* * * ½ (Joyce)
* * * (Don)
(Humorous tale of foster families)
Mark Wahlberg and Rose Byrne play Pete and Ellie, a childless, young, white, middle class couple who attend foster parenting classes run by two savvy, sarcastic social workers (Octavia Spencer and Tig Notaro) who provide much of the humor to this funny yet poignant film.
Pete and Ellie attend an Adoption Fair, where they are attracted to Lizzy (Isabela Moner), a teenage girl whom they discover has two younger siblings. The children's mother is an addict in prison, unable to be a fit parent. You just know that she will appear at some point later in the film.
The two-hour movie is filled with some very funny moments, as the foster parents learn to cope with three children with a very different upbringing and set of values.
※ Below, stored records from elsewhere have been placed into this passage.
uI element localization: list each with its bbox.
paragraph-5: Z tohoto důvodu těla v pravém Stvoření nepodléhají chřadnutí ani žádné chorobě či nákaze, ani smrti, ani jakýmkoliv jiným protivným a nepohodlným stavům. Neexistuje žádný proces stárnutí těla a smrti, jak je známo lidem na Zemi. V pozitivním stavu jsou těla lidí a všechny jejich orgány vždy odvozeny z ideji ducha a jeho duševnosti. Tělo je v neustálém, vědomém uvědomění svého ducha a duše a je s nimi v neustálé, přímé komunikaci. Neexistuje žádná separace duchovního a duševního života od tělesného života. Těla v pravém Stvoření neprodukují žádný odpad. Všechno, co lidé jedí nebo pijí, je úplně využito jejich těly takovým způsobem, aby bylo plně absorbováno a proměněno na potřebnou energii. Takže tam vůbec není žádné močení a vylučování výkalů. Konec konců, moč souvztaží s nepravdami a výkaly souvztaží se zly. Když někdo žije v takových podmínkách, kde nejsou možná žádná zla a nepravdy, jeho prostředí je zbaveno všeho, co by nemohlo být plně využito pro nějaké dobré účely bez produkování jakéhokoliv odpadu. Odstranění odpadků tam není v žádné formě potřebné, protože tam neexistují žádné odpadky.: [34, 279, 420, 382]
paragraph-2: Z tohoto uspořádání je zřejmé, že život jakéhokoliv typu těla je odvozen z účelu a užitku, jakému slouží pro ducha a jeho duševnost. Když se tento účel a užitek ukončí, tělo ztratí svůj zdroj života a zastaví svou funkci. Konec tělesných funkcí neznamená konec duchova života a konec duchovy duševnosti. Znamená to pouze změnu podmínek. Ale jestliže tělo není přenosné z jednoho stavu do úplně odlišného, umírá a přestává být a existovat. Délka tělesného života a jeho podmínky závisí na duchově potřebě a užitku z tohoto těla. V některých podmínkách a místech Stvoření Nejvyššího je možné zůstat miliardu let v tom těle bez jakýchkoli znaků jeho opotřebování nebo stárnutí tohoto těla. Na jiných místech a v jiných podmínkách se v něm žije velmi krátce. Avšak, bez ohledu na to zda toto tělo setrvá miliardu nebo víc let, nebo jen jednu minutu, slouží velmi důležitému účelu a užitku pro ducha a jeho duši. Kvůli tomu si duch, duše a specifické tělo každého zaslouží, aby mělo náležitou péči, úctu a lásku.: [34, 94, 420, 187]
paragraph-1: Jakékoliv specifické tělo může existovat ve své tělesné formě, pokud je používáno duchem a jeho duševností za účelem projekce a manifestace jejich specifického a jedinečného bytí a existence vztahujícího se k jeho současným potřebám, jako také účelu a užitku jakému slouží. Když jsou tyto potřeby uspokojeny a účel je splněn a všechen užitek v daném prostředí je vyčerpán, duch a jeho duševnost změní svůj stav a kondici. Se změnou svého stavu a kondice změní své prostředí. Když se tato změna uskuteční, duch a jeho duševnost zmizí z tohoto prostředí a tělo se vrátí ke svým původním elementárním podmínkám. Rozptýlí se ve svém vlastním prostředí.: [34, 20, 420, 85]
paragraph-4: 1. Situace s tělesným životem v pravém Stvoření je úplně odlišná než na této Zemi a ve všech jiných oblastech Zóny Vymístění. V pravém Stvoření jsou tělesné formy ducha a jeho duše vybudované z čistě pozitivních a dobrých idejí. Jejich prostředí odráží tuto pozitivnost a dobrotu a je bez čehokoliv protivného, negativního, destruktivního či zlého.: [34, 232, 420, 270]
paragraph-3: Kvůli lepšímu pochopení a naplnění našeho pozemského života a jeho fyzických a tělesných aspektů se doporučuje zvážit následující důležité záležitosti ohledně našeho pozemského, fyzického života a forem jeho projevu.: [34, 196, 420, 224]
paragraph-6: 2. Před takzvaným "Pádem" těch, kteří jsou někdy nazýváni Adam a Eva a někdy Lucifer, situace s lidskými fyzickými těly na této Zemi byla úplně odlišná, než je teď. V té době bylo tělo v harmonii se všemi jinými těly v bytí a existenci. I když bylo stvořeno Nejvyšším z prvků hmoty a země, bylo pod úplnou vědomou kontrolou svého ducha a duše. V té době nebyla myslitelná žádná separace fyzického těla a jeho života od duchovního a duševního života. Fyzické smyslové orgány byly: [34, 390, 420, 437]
Filled with both physical humor and some funny lines, you laugh at the awkward period of adjustment, while possibly shedding a tear over some very poignant moments.
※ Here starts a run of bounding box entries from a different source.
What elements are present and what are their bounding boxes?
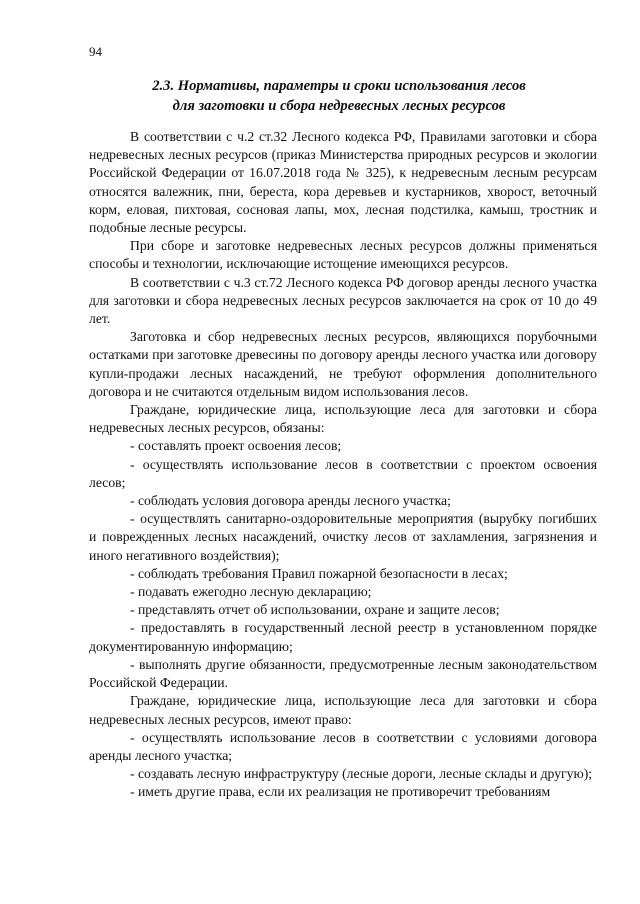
- obligation-item-9: - выполнять другие обязанности, предусмотренные лесным законодательством Российской Федерации.: [89, 656, 597, 691]
- document-body: [89, 128, 597, 802]
- obligation-item-5: - соблюдать требования Правил пожарной безопасности в лесах;: [130, 565, 508, 581]
- obligation-item-3: - соблюдать условия договора аренды лесного участка;: [130, 493, 451, 509]
- paragraph-3: В соответствии с ч.3 ст.72 Лесного кодекса РФ договор аренды лесного участка для заготовки и сбора недревесных лесных ресурсов заключается на срок от 10 до 49 лет.: [89, 274, 597, 327]
- paragraph-2: При сборе и заготовке недревесных лесных ресурсов должны применяться способы и технологии, исключающие истощение имеющихся ресурсов.: [89, 238, 597, 272]
- obligation-item-4: - осуществлять санитарно-оздоровительные мероприятия (вырубку погибших и поврежденных лесных насаждений, очистку лесов от захламления, загрязнения и иного негативного воздействия);: [89, 511, 597, 563]
- page-number: 94: [89, 44, 102, 59]
- section-heading-line-2: для заготовки и сбора недревесных лесных ресурсов: [172, 98, 506, 114]
- right-item-3: - иметь другие права, если их реализация не противоречит требованиям: [130, 784, 551, 800]
- paragraph-obligations-intro: Граждане, юридические лица, использующие леса для заготовки и сбора недревесных лесных ресурсов, обязаны:: [89, 402, 597, 436]
- section-heading-line-1: 2.3. Нормативы, параметры и сроки использования лесов: [152, 78, 526, 94]
- paragraph-rights-intro: Граждане, юридические лица, использующие леса для заготовки и сбора недревесных лесных ресурсов, имеют право:: [89, 693, 597, 727]
- obligation-item-6: - подавать ежегодно лесную декларацию;: [130, 584, 372, 600]
- right-item-1: - осуществлять использование лесов в соответствии с условиями договора аренды лесного участка;: [89, 729, 597, 763]
- obligation-item-8: - предоставлять в государственный лесной реестр в установленном порядке документированную информацию;: [89, 620, 597, 654]
- obligation-item-1: - составлять проект освоения лесов;: [130, 438, 342, 454]
- paragraph-4: Заготовка и сбор недревесных лесных ресурсов, являющихся порубочными остатками при заготовке древесины по договору аренды лесного участка или договору купли-продажи лесных насаждений, не требуют оформления дополнительного договора и не считаются отдельным видом использования лесов.: [89, 329, 597, 399]
- right-item-2: - создавать лесную инфраструктуру (лесные дороги, лесные склады и другую);: [130, 766, 593, 782]
- section-heading: [89, 76, 589, 116]
- paragraph-1: В соответствии с ч.2 ст.32 Лесного кодекса РФ, Правилами заготовки и сбора недревесных лесных ресурсов (приказ Министерства природных ресурсов и экологии Российской Федерации от 16.07.2018 года № 325), к недревесным лесным ресурсам относятся валежник, пни, береста, кора деревьев и кустарников, хворост, веточный корм, еловая, пихтовая, сосновая лапы, мох, лесная подстилка, камыш, тростник и подобные лесные ресурсы.: [89, 129, 597, 236]
- obligation-item-7: - представлять отчет об использовании, охране и защите лесов;: [130, 602, 500, 618]
- obligation-item-2: - осуществлять использование лесов в соответствии с проектом освоения лесов;: [89, 456, 597, 490]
Pete and Ellie shower the kids with presents on their first Christmas together, only to discover that they are more interested in playing with the cardboard boxes. Lizzy becomes a problem as she struggles with typical teenage angst, while being overprotective of her younger brother and sister.
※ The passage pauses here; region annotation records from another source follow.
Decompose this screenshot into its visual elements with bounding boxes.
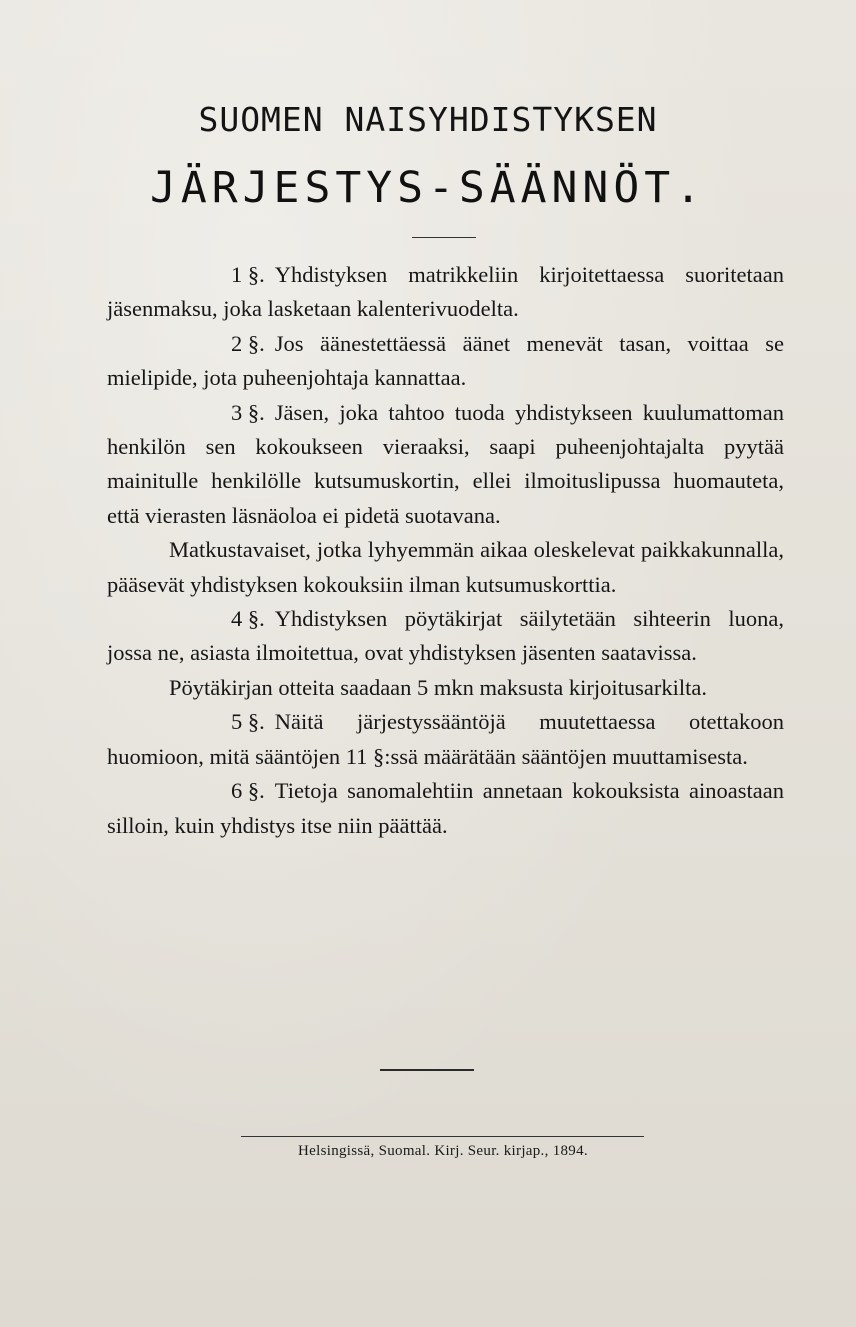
section-paragraph-4 (107, 602, 784, 671)
section-paragraph-5 (107, 705, 784, 774)
section-paragraph-6 (107, 774, 784, 843)
title-divider (412, 237, 476, 238)
section-text-2: Jos äänestettäessä äänet menevät tasan, voittaa se mielipide, jota puheenjohtaja kannattaa. (107, 330, 784, 391)
document-title: JÄRJESTYS-SÄÄNNÖT. (150, 163, 706, 213)
section-paragraph-2 (107, 327, 784, 396)
section-number-1: 1 §. (231, 262, 265, 287)
section-number-2: 2 §. (231, 330, 265, 356)
section-number-5: 5 §. (231, 709, 265, 735)
section-paragraph-1 (107, 258, 784, 327)
section-number-3: 3 §. (231, 399, 265, 425)
imprint-rule (241, 1136, 644, 1137)
printer-imprint: Helsingissä, Suomal. Kirj. Seur. kirjap., 1894. (298, 1143, 588, 1159)
section-text-5: Näitä järjestyssääntöjä muutettaessa otettakoon huomioon, mitä sääntöjen 11 §:ssä määrätään sääntöjen muuttamisesta. (107, 709, 784, 769)
rules-body (107, 258, 784, 843)
section-paragraph-3b (107, 533, 784, 602)
section-paragraph-3 (107, 396, 784, 534)
section-number-6: 6 §. (231, 778, 265, 804)
section-text-6: Tietoja sanomalehtiin annetaan kokouksista ainoastaan silloin, kuin yhdistys itse niin päättää. (107, 778, 784, 838)
section-paragraph-4b (107, 671, 784, 705)
section-text-4b: Pöytäkirjan otteita saadaan 5 mkn maksusta kirjoitusarkilta. (169, 674, 708, 700)
section-text-4: Yhdistyksen pöytäkirjat säilytetään sihteerin luona, jossa ne, asiasta ilmoitettua, ovat yhdistyksen jäsenten saatavissa. (107, 606, 784, 666)
section-text-3: Jäsen, joka tahtoo tuoda yhdistykseen kuulumattoman henkilön sen kokoukseen vieraaksi, saapi puheenjohtajalta pyytää mainitulle henkilölle kutsumuskortin, ellei ilmoituslipussa huomauteta, että vierasten läsnäoloa ei pidetä suotavana. (107, 399, 784, 528)
section-text-3b: Matkustavaiset, jotka lyhyemmän aikaa oleskelevat paikkakunnalla, pääsevät yhdistyksen kokouksiin ilman kutsumuskorttia. (107, 537, 784, 597)
closing-divider (380, 1069, 474, 1071)
society-name: SUOMEN NAISYHDISTYKSEN (198, 100, 658, 139)
section-text-1: Yhdistyksen matrikkeliin kirjoitettaessa suoritetaan jäsenmaksu, joka lasketaan kalenterivuodelta. (107, 262, 784, 322)
section-number-4: 4 §. (231, 606, 265, 632)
Scenes of their daily life are interrupted by trips to support group meetings, with a mixed bag of other foster parents venting their stories.
After going through both good and not-so-good moments, the family bonds, the mother returns to claim her children, a court battle ensues and, as expected, adoption enters the picture.
I found the film to be a bit manipulative, which Joyce saw as a positive, as it raised the many challenges families face in fostering and adopting.
Rated PG-13, with some profanity and sexual references. What makes the movie believable is the fact that director Sean Anders is himself an adoptive parent.